If your platform uses HTTPS with a personal access token, use a BuildKit secret rather than a build argument.

dockerfile
1# syntax=docker/dockerfile:1.6
2
3FROM alpine:3.20 AS source
4RUN apk add --no-cache git
5
6WORKDIR /src
7RUN --mount=type=secret,id=git_token \
8    GIT_TOKEN="$(cat /run/secrets/git_token)" && \
9    git clone "https://${GIT_TOKEN}@github.com/example/private-repo.git" .
10
11FROM alpine:3.20
12COPY --from=source /src /app
13WORKDIR /app
14CMD ["ls", "-la"]

Build command:

bash
printf '%s' "$GITHUB_TOKEN" | docker build \
  --secret id=git_token,src=/dev/stdin \
  -t private-repo-image .

This is still sensitive, but it is much safer than ARG GIT_TOKEN, which can end up in build history or layer metadata.

Do Not Bake Credentials into the Final Image

A multi-stage build is important even if the clone step itself is secure. It keeps Git metadata, package-manager residue, and any temporary auth setup out of the runtime image.

Good pattern:

  • first stage: install Git and fetch source
  • second stage: copy only the needed project files

Avoid patterns like this:

dockerfile
ARG SSH_KEY
RUN echo "$SSH_KEY" > /root/.ssh/id_rsa

That leaves secrets in the build graph and often in image history too. Even if you later delete the file, the earlier layer still exists.

Decide Whether the Clone Belongs in the Dockerfile at All

Sometimes the cleanest answer is not to clone inside the Docker build. In CI, it is often better to check out the repository before docker build and pass the working tree as the build context.

Example:

bash
git clone [email protected]:example/private-repo.git
cd private-repo
docker build -t app-image .

This avoids build-time Git auth entirely and makes the Dockerfile simpler.
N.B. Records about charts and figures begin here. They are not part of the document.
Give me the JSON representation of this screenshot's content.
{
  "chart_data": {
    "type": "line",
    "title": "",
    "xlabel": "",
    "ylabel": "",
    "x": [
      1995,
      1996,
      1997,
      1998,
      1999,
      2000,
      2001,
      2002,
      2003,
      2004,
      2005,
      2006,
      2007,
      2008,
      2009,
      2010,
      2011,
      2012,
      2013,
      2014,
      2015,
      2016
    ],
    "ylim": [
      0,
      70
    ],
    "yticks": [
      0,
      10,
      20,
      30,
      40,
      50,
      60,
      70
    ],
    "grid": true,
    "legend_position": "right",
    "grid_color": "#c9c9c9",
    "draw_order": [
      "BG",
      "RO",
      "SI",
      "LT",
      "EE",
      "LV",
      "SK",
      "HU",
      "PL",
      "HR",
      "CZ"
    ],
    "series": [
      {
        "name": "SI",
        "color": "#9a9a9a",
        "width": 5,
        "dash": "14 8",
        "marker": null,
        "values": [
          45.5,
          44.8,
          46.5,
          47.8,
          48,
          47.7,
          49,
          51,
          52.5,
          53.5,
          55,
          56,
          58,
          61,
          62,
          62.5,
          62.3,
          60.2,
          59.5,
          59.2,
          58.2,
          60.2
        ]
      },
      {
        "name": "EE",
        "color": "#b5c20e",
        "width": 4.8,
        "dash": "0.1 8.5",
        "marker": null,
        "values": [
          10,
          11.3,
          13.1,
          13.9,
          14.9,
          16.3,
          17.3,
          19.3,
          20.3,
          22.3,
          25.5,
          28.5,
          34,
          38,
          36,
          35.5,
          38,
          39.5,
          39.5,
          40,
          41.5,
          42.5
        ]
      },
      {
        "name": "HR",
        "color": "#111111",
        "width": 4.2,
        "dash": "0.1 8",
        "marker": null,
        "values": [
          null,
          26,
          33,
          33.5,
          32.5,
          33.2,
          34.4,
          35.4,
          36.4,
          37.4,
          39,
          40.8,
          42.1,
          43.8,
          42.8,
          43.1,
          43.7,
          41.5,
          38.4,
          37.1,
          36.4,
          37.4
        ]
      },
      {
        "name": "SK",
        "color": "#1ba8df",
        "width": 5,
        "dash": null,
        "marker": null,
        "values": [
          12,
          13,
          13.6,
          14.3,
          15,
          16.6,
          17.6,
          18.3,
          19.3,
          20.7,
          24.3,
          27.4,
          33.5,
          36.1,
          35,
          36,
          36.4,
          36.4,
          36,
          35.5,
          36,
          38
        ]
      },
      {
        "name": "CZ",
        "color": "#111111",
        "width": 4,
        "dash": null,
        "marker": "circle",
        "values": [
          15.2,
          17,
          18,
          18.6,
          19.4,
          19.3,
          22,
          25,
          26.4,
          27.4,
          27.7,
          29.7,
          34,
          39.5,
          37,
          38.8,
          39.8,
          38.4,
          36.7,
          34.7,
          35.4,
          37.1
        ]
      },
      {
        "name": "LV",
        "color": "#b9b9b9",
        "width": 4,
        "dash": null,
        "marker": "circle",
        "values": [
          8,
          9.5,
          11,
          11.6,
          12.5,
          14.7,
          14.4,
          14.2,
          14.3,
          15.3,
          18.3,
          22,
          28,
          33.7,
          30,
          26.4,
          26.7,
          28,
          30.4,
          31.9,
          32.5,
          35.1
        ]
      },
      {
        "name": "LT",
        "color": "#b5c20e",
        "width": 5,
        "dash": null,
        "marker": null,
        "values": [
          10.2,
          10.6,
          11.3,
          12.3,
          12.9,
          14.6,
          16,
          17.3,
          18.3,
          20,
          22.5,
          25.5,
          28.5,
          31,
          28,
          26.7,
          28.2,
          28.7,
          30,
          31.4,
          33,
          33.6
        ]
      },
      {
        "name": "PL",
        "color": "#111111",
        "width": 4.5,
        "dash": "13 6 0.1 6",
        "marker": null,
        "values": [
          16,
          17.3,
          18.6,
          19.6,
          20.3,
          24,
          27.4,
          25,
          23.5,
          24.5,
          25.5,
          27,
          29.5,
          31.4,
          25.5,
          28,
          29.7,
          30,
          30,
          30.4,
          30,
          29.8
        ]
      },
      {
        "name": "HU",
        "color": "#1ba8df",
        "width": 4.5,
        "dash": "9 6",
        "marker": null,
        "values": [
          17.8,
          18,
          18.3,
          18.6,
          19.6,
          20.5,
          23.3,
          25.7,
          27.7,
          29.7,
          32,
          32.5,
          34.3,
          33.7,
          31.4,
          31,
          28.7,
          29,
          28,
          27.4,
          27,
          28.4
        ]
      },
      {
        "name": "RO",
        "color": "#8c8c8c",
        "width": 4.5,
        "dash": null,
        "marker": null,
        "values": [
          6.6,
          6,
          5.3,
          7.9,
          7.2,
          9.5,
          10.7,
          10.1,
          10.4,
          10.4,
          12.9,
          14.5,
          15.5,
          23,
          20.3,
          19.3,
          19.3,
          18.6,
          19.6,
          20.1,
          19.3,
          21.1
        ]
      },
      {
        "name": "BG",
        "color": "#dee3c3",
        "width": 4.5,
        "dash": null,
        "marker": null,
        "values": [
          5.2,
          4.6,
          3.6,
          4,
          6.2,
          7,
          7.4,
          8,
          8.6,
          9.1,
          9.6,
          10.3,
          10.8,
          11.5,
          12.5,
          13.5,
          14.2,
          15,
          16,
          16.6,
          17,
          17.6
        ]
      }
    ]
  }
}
Cloning inside the Dockerfile is most useful when the build itself intentionally pulls a second private dependency repository.

Common Pitfalls

  • Passing SSH keys or tokens through ARG or ENV leaks secrets into image history.
  • Forgetting to enable BuildKit makes --mount=type=ssh and secrets unavailable.
  • Copying .git and credentials into the final runtime image exposes unnecessary metadata.
  • Using ssh-keyscan without understanding host trust can weaken supply-chain hygiene if you accept the wrong host key.
  • Cloning in the Dockerfile when CI could provide the source tree directly adds complexity for no benefit.

Summary

  • Prefer BuildKit SSH mounts or secret mounts for private Git access during Docker builds.
  • Use multi-stage builds so auth tooling and temporary files do not reach the final image.
  • Never bake credentials into ARG, ENV, or committed Dockerfiles.
  • Consider cloning outside Docker when the repository itself is the primary build context.
  • Treat build-time Git authentication as a security problem first and a Docker problem second.